Les deux techniques, voie latérale ou voie crestale, peuvent donc être considérées comme de bonne pratique (recommandation niveau A), la voie crestale semblant néanmoins moins indiquée lorsque la hauteur d'os résiduelle est inférieure à 4 ou 5 mm (Esposito et al., 2014).

Le taux de complication plus élevé des sites greffés doit cependant faire évaluer la solution des implants courts ou de l'ostéodensification avant de pratiquer une élévation sinusienne.

Les différentes techniques chirurgicales d'accès au sinus par voie latérale ont été analysées avec leur taux de complications, en particulier la déchirure de la membrane.

La technique qui donne le moins de complication est celle de l'usure de la paroi osseuse externe.

La technique qui entraîne le plus de déchirures est celle du volet rabattu à l'intérieur du sinus, suivie de près par la technique de retrait complet du volet osseux.

En outre, l'utilisation de la piézochirurgie réduit de manière significative le taux de déchirure accidentelle de la membrane.

On doit donc retenir que le choix le plus sécuritaire consiste à pratiquer la technique d'usure du volet en faisant appel à la piézochirurgie.

 

Les problèmes majeurs que l'expert rencontre en expertise judiciaire sont (fig. 1 à 5) :

– d'une part, la mauvaise analyse préopératoire des différentes options thérapeutiques et l'insuffisance des explications données au patient dans le cadre du devoir d'information afin d'obtenir son consentement éclairé ;

– d'autre part, la mauvaise gestion des complications, en particulier en cas de déchirure de la membrane sinusienne, de fuite de matériau de substitution osseux et de développement d'une infection du sinus.

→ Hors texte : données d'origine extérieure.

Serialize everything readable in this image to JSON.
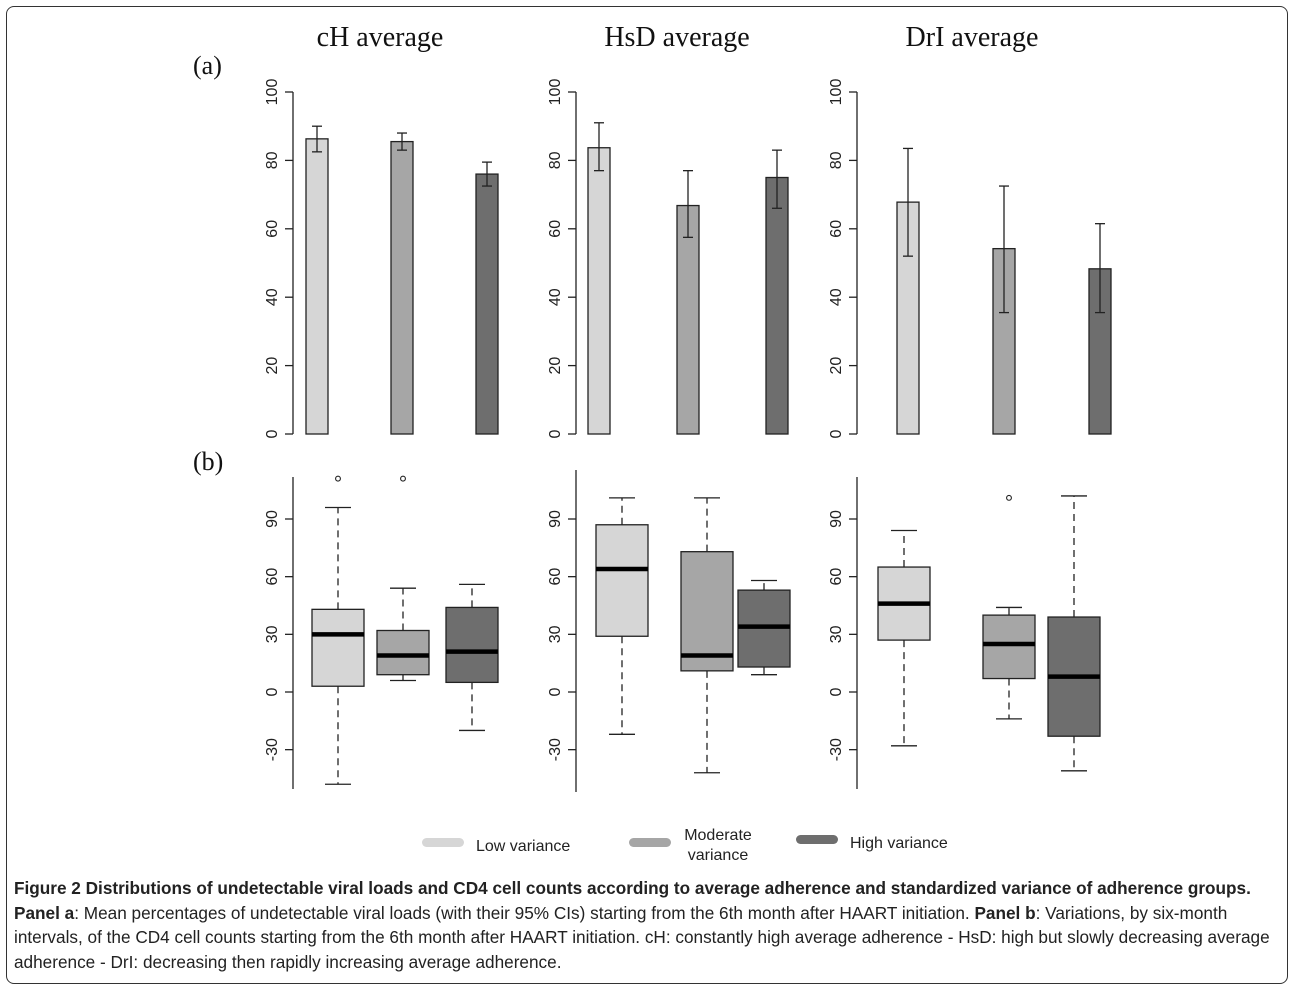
{
  "chart_data": [
    {
      "type": "bar",
      "panel": "(a)",
      "title": "cH average",
      "categories": [
        "Low variance",
        "Moderate variance",
        "High variance"
      ],
      "values": [
        86.3,
        85.5,
        76.0
      ],
      "error_low": [
        82.5,
        83.0,
        72.5
      ],
      "error_high": [
        90.0,
        88.0,
        79.5
      ],
      "ylim": [
        0,
        100
      ],
      "yticks": [
        "0",
        "20",
        "40",
        "60",
        "80",
        "100"
      ]
    },
    {
      "type": "bar",
      "panel": "",
      "title": "HsD average",
      "categories": [
        "Low variance",
        "Moderate variance",
        "High variance"
      ],
      "values": [
        83.7,
        66.8,
        75.0
      ],
      "error_low": [
        77.0,
        57.5,
        66.0
      ],
      "error_high": [
        91.0,
        77.0,
        83.0
      ],
      "ylim": [
        0,
        100
      ],
      "yticks": [
        "0",
        "20",
        "40",
        "60",
        "80",
        "100"
      ]
    },
    {
      "type": "bar",
      "panel": "",
      "title": "DrI average",
      "categories": [
        "Low variance",
        "Moderate variance",
        "High variance"
      ],
      "values": [
        67.8,
        54.2,
        48.3
      ],
      "error_low": [
        52.0,
        35.5,
        35.5
      ],
      "error_high": [
        83.5,
        72.5,
        61.5
      ],
      "ylim": [
        0,
        100
      ],
      "yticks": [
        "0",
        "20",
        "40",
        "60",
        "80",
        "100"
      ]
    },
    {
      "type": "box",
      "panel": "(b)",
      "categories": [
        "Low variance",
        "Moderate variance",
        "High variance"
      ],
      "boxes": [
        {
          "whisker_low": -48,
          "q1": 3,
          "median": 30,
          "q3": 43,
          "whisker_high": 96,
          "outliers": [
            111
          ]
        },
        {
          "whisker_low": 6,
          "q1": 9,
          "median": 19,
          "q3": 32,
          "whisker_high": 54,
          "outliers": [
            111
          ]
        },
        {
          "whisker_low": -20,
          "q1": 5,
          "median": 21,
          "q3": 44,
          "whisker_high": 56,
          "outliers": []
        }
      ],
      "yticks": [
        "-30",
        "0",
        "30",
        "60",
        "90"
      ]
    },
    {
      "type": "box",
      "panel": "",
      "categories": [
        "Low variance",
        "Moderate variance",
        "High variance"
      ],
      "boxes": [
        {
          "whisker_low": -22,
          "q1": 29,
          "median": 64,
          "q3": 87,
          "whisker_high": 101,
          "outliers": []
        },
        {
          "whisker_low": -42,
          "q1": 11,
          "median": 19,
          "q3": 73,
          "whisker_high": 101,
          "outliers": []
        },
        {
          "whisker_low": 9,
          "q1": 13,
          "median": 34,
          "q3": 53,
          "whisker_high": 58,
          "outliers": []
        }
      ],
      "yticks": [
        "-30",
        "0",
        "30",
        "60",
        "90"
      ]
    },
    {
      "type": "box",
      "panel": "",
      "categories": [
        "Low variance",
        "Moderate variance",
        "High variance"
      ],
      "boxes": [
        {
          "whisker_low": -28,
          "q1": 27,
          "median": 46,
          "q3": 65,
          "whisker_high": 84,
          "outliers": []
        },
        {
          "whisker_low": -14,
          "q1": 7,
          "median": 25,
          "q3": 40,
          "whisker_high": 44,
          "outliers": [
            101
          ]
        },
        {
          "whisker_low": -41,
          "q1": -23,
          "median": 8,
          "q3": 39,
          "whisker_high": 102,
          "outliers": []
        }
      ],
      "yticks": [
        "-30",
        "0",
        "30",
        "60",
        "90"
      ]
    }
  ],
  "legend": {
    "items": [
      {
        "label": "Low variance",
        "color": "#d6d6d6"
      },
      {
        "label_line1": "Moderate",
        "label_line2": "variance",
        "color": "#a6a6a6"
      },
      {
        "label": "High variance",
        "color": "#6e6e6e"
      }
    ]
  },
  "colors": {
    "low": "#d6d6d6",
    "moderate": "#a6a6a6",
    "high": "#6e6e6e"
  },
  "caption": {
    "title": "Figure 2 Distributions of undetectable viral loads and CD4 cell counts according to average adherence and standardized variance of adherence groups.",
    "panel_a_label": "Panel a",
    "panel_a_text": ": Mean percentages of undetectable viral loads (with their 95% CIs) starting from the 6th month after HAART initiation.",
    "panel_b_label": "Panel b",
    "panel_b_text": ": Variations, by six-month intervals, of the CD4 cell counts starting from the 6th month after HAART initiation. cH: constantly high average adherence - HsD: high but slowly decreasing average adherence - DrI: decreasing then rapidly increasing average adherence."
  }
}
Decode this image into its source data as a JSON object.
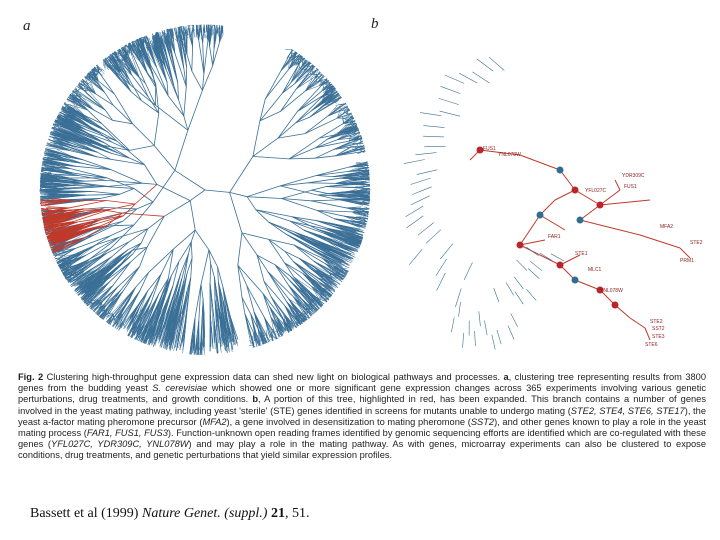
{
  "figure": {
    "panel_a_label": "a",
    "panel_b_label": "b",
    "colors": {
      "tree_blue": "#3a6f96",
      "highlight_red": "#c0392b",
      "node_red": "#b8252b",
      "node_blue": "#2f6e93"
    },
    "gene_labels": [
      "FUS1",
      "YNL078W",
      "YDR309C",
      "FUS1",
      "YFL027C",
      "MFA2",
      "STE2",
      "FAR1",
      "STE1",
      "MLC1",
      "YNL078W",
      "STE2",
      "SST2",
      "STE3",
      "STE6",
      "PRM1"
    ]
  },
  "caption": {
    "fig_label": "Fig. 2",
    "text_1": " Clustering high-throughput gene expression data can shed new light on biological pathways and processes. ",
    "a_label": "a",
    "text_2": ", clustering tree representing results from 3800 genes from the budding yeast ",
    "species": "S. cerevisiae",
    "text_3": " which showed one or more significant gene expression changes across 365 experiments involving various genetic perturbations, drug treatments, and growth conditions. ",
    "b_label": "b",
    "text_4": ", A portion of this tree, highlighted in red, has been expanded. This branch contains a number of genes involved in the yeast mating pathway, including yeast 'sterile' (STE) genes identified in screens for mutants unable to undergo mating (",
    "ste_genes": "STE2, STE4, STE6, STE17",
    "text_5": "), the yeast a-factor mating pheromone precursor (",
    "mfa2": "MFA2",
    "text_6": "), a gene involved in desensitization to mating pheromone (",
    "sst2": "SST2",
    "text_7": "), and other genes known to play a role in the yeast mating process (",
    "far_genes": "FAR1, FUS1, FUS3",
    "text_8": "). Function-unknown open reading frames identified by genomic sequencing efforts are identified which are co-regulated with these genes (",
    "orfs": "YFL027C, YDR309C, YNL078W",
    "text_9": ") and may play a role in the mating pathway. As with genes, microarray experiments can also be clustered to expose conditions, drug treatments, and genetic perturbations that yield similar expression profiles."
  },
  "citation": {
    "authors": "Bassett et al (1999)",
    "journal": "Nature Genet. (suppl.)",
    "volume": "21",
    "pages": ", 51."
  }
}
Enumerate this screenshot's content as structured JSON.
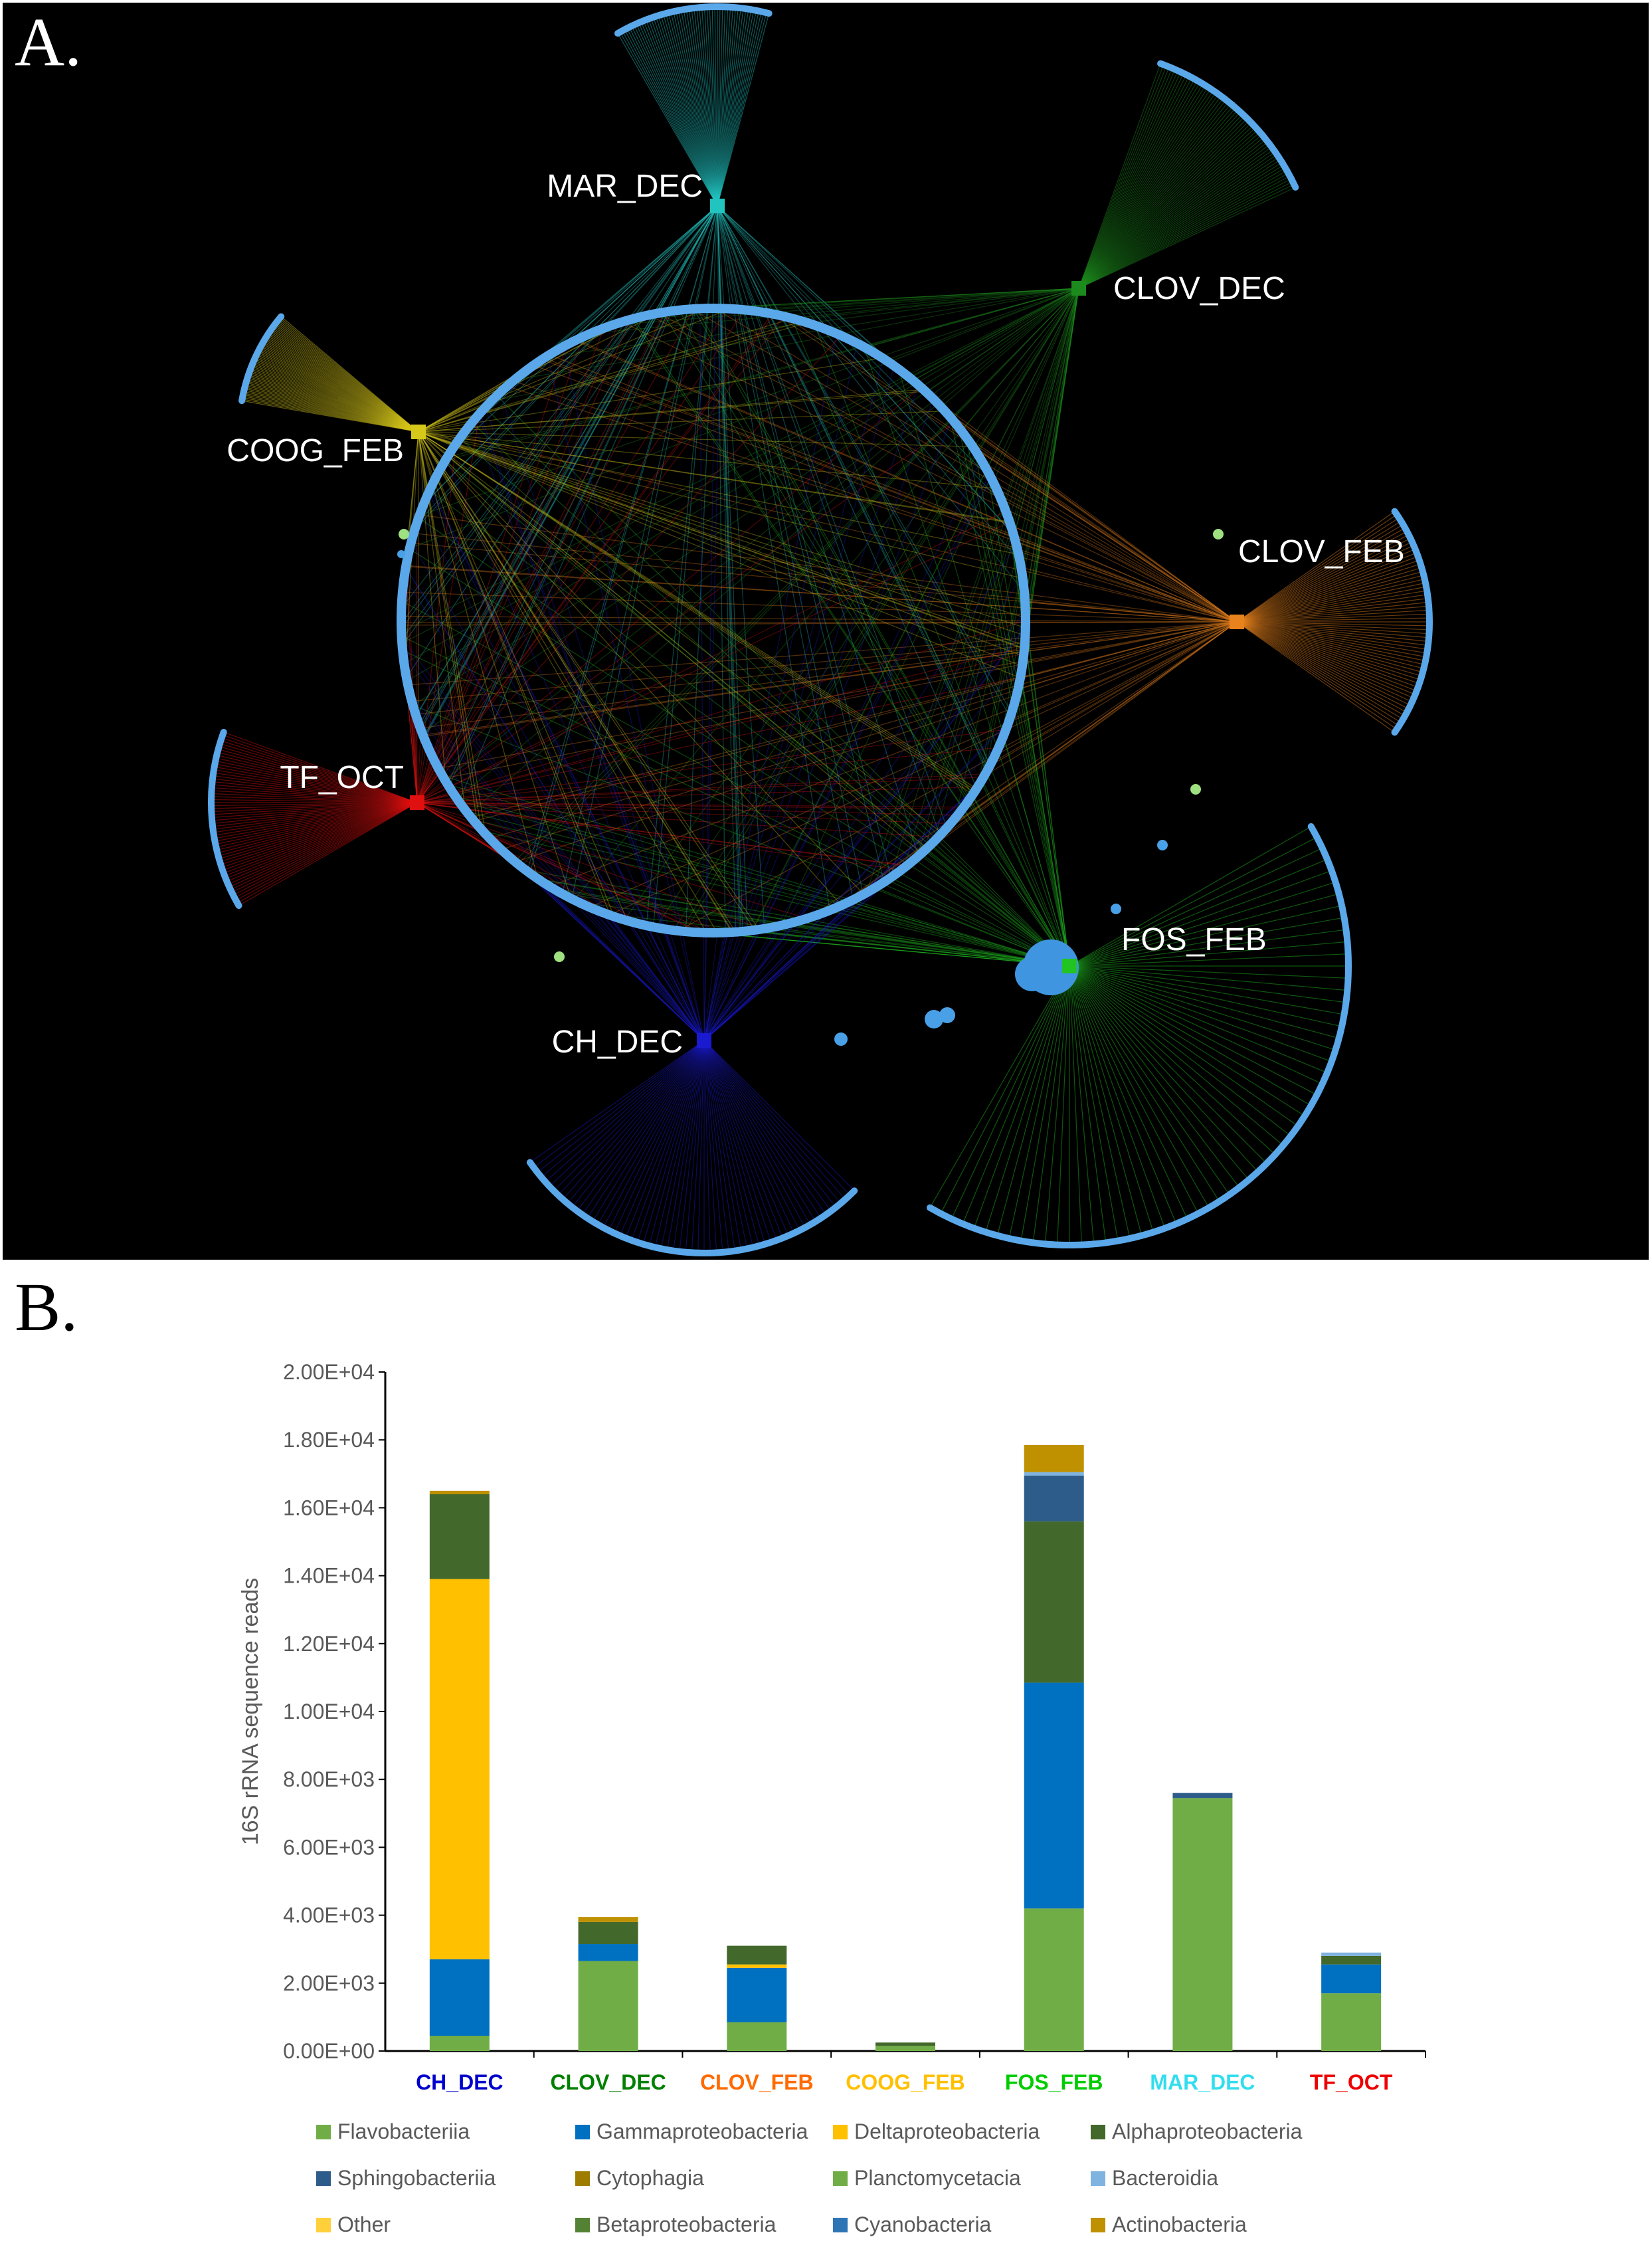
{
  "panel_a": {
    "label": "A.",
    "nodes": [
      {
        "id": "MAR_DEC",
        "label": "MAR_DEC",
        "color": "#22c4c0"
      },
      {
        "id": "CLOV_DEC",
        "label": "CLOV_DEC",
        "color": "#1d8a1d"
      },
      {
        "id": "CLOV_FEB",
        "label": "CLOV_FEB",
        "color": "#e8821c"
      },
      {
        "id": "FOS_FEB",
        "label": "FOS_FEB",
        "color": "#22c422"
      },
      {
        "id": "CH_DEC",
        "label": "CH_DEC",
        "color": "#1a1ad0"
      },
      {
        "id": "TF_OCT",
        "label": "TF_OCT",
        "color": "#e01010"
      },
      {
        "id": "COOG_FEB",
        "label": "COOG_FEB",
        "color": "#d6c81a"
      }
    ]
  },
  "panel_b": {
    "label": "B.",
    "chart_data": {
      "type": "bar",
      "stacked": true,
      "ylabel": "16S rRNA sequence reads",
      "ylim": [
        0,
        20000
      ],
      "ytick_labels": [
        "0.00E+00",
        "2.00E+03",
        "4.00E+03",
        "6.00E+03",
        "8.00E+03",
        "1.00E+04",
        "1.20E+04",
        "1.40E+04",
        "1.60E+04",
        "1.80E+04",
        "2.00E+04"
      ],
      "categories": [
        "CH_DEC",
        "CLOV_DEC",
        "CLOV_FEB",
        "COOG_FEB",
        "FOS_FEB",
        "MAR_DEC",
        "TF_OCT"
      ],
      "category_colors": [
        "#0000cc",
        "#008000",
        "#ff6a00",
        "#ffc000",
        "#00cc00",
        "#33ddee",
        "#ee0000"
      ],
      "series": [
        {
          "name": "Flavobacteriia",
          "color": "#70ad47",
          "values": [
            450,
            2650,
            850,
            150,
            4200,
            7450,
            1700
          ]
        },
        {
          "name": "Gammaproteobacteria",
          "color": "#0070c0",
          "values": [
            2250,
            500,
            1600,
            0,
            6650,
            0,
            850
          ]
        },
        {
          "name": "Deltaproteobacteria",
          "color": "#ffc000",
          "values": [
            11200,
            0,
            100,
            0,
            0,
            0,
            0
          ]
        },
        {
          "name": "Alphaproteobacteria",
          "color": "#43682b",
          "values": [
            2500,
            650,
            550,
            100,
            4750,
            0,
            250
          ]
        },
        {
          "name": "Sphingobacteriia",
          "color": "#2e5c8a",
          "values": [
            0,
            0,
            0,
            0,
            1350,
            150,
            0
          ]
        },
        {
          "name": "Cytophagia",
          "color": "#9e7c00",
          "values": [
            0,
            0,
            0,
            0,
            0,
            0,
            0
          ]
        },
        {
          "name": "Planctomycetacia",
          "color": "#70ad47",
          "values": [
            0,
            0,
            0,
            0,
            0,
            0,
            0
          ]
        },
        {
          "name": "Bacteroidia",
          "color": "#7fb3e0",
          "values": [
            0,
            0,
            0,
            0,
            100,
            0,
            100
          ]
        },
        {
          "name": "Other",
          "color": "#ffd03a",
          "values": [
            0,
            0,
            0,
            0,
            0,
            0,
            0
          ]
        },
        {
          "name": "Betaproteobacteria",
          "color": "#548235",
          "values": [
            0,
            0,
            0,
            0,
            0,
            0,
            0
          ]
        },
        {
          "name": "Cyanobacteria",
          "color": "#2e75b6",
          "values": [
            0,
            0,
            0,
            0,
            0,
            0,
            0
          ]
        },
        {
          "name": "Actinobacteria",
          "color": "#bf9000",
          "values": [
            100,
            150,
            0,
            0,
            800,
            0,
            0
          ]
        }
      ],
      "legend_position": "bottom"
    }
  }
}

Il est évident que le praticien qui aspire à réaliser cette chirurgie doit avoir suivi une formation adéquate et être en outre capable de gérer les complications.

Le fait de ne pas identifier l'existence d'une infection du sinus suite à une chirurgie de comblement et de temporiser à outrance avec une prescription longue d'antibiotiques et de corticoïdes est considéré comme une faute du praticien, qui s'ajoute à la maladresse de la déchirure de la membrane, cette dernière associée à un acte non diligent et une perte de chance pour le patient.

Conclusion

La chirurgie du sinus maxillaire fait partie de la capacité professionnelle du chirurgien-dentiste.

Cependant, il lui faudra acquérir une compétence spécifique par une formation adéquate pour pratiquer cette chirurgie, car elle n'est pas enseignée dans le cursus menant au diplôme de docteur en chirurgie dentaire.

Cette chirurgie du sinus peut être à l'origine de pathologies très sérieuses pour le patient. Il faut donc impérativement analyser les différentes options thérapeutiques avant de choisir la solution de comblement par voie latérale, et surveiller les suites opératoires pour prendre les mesures adaptées dans un délai court en cas de survenue d'une complication.